Le 3 mai 2025 a été marqué au Togo par le lancement de la 5e République UNIR, concoctée pour perpétuer un pouvoir absolu intemporel d’une seule personne. À cet égard, Faure Essozimna Gnassingbé prêta serment comme Président du conseil, Chef suprême des Armées… Le site republicoftogo le qualifia d’ailleurs de tout puissant Président du conseil et c’est peu dire. Non seulement, le Président du conseil qui n’est d’aucune façon un élu, mais simplement désigné par UNIR cumule tous les pouvoirs de l’exécutif. La constitution de la 5e République lui confie entre autres la prérogative de dissoudre l’Assemblée nationale lorsque son gouvernement n’obtient pas l’approbation de la majorité des membres de l’Assemblée nationale (alinéa 2 de l’article 54). Cette incongruité est unique et inédite dans un système qui se veut parlementaire.

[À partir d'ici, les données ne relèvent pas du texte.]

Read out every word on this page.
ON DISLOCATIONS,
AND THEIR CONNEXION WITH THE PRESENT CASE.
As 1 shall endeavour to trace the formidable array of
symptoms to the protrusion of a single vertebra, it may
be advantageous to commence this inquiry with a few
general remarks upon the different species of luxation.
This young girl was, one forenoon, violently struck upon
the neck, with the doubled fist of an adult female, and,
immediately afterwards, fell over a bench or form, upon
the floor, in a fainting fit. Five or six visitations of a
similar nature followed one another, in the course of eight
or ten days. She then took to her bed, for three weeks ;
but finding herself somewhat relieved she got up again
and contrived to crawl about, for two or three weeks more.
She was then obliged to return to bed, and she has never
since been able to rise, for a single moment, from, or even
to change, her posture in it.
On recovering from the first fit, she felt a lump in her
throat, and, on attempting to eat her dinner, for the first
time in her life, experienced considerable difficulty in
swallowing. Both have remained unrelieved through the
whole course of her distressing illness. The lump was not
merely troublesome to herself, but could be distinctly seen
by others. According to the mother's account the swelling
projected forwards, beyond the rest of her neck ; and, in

Par ailleurs, le Président de la Cour constitutionnelle du Togo, Djobo-Babakane COULIBALEY, qui recevait le serment du Président du conseil, ne se privera pas d’égrainer un certain bilan du gouvernement de Faure Essozimna Gnassingbé. Apparemment, on change de République, mais les habitudes de griotisme politique persistent. Alors que les citoyens se demandent, quel est en fait le bilan effectif de Faure Essozimna Gnassingbé en 20 ans de pouvoir exclusif et absolu?
La même journée du 3 mai 2025, Jean-Lucien Kwassi Lanyo Savi de Tové se voit offrir sur un plateau le titre de Président de la République par le Parlement réuni en congrès, avec 150 voix favorables sur 150 suffrages exprimés, soit 100%. Selon certains caciques de UNIR, cette caricature d’un régime parlementaire au Togo remplirait ainsi une aspiration des « citoyens » depuis des décennies, l’alternance politique. Pour eux, l’alternance c’est un simple changement de patronyme. Il fallait trouver un porteur de chapeau, un alibi pour prétexter pour « singer une alternance ». Est-ce que ce choix doit pour autant surprendre? Pas vraiment, car le désigné est un habitué de circonstances tragiques pour le Togo. Et quand les circonstances s’accumulent, elles s’apparentent à des circonvolutions qui ne relèvent plus du hasard. Ainsi entre autres, juste après le coup d’État de 1967, il sera nommé le 6 février 1967 secrétaire général du ministère des Affaires étrangères. Dans la foulée des massacres pour la succession dynastique au pouvoir, il deviendra ministre du Commerce, de l’Industrie et de l’Artisanat le 20 juin 2005 et sera décoré en 2006, Commandeur de l’ordre du Mono, etc. Avec ce micmac de la 5e République, il accepte à 86 ans la nomination au poste de Président de la République, pour jouer la carte de UNIR de partage du pouvoir avec l’opposition. Finalement, on pourrait dire qu’il est « l’homme-charnière » en référence à la formulation utilisée en 1994 par son ancien Président de parti, feu Edem Kodjo, « l’UTD est un parti-charnière… » pour justifier son poste de premier ministre qui revenait à Maître Yawovi Agboyibo du CAR si on se fiait aux résultats des législatives.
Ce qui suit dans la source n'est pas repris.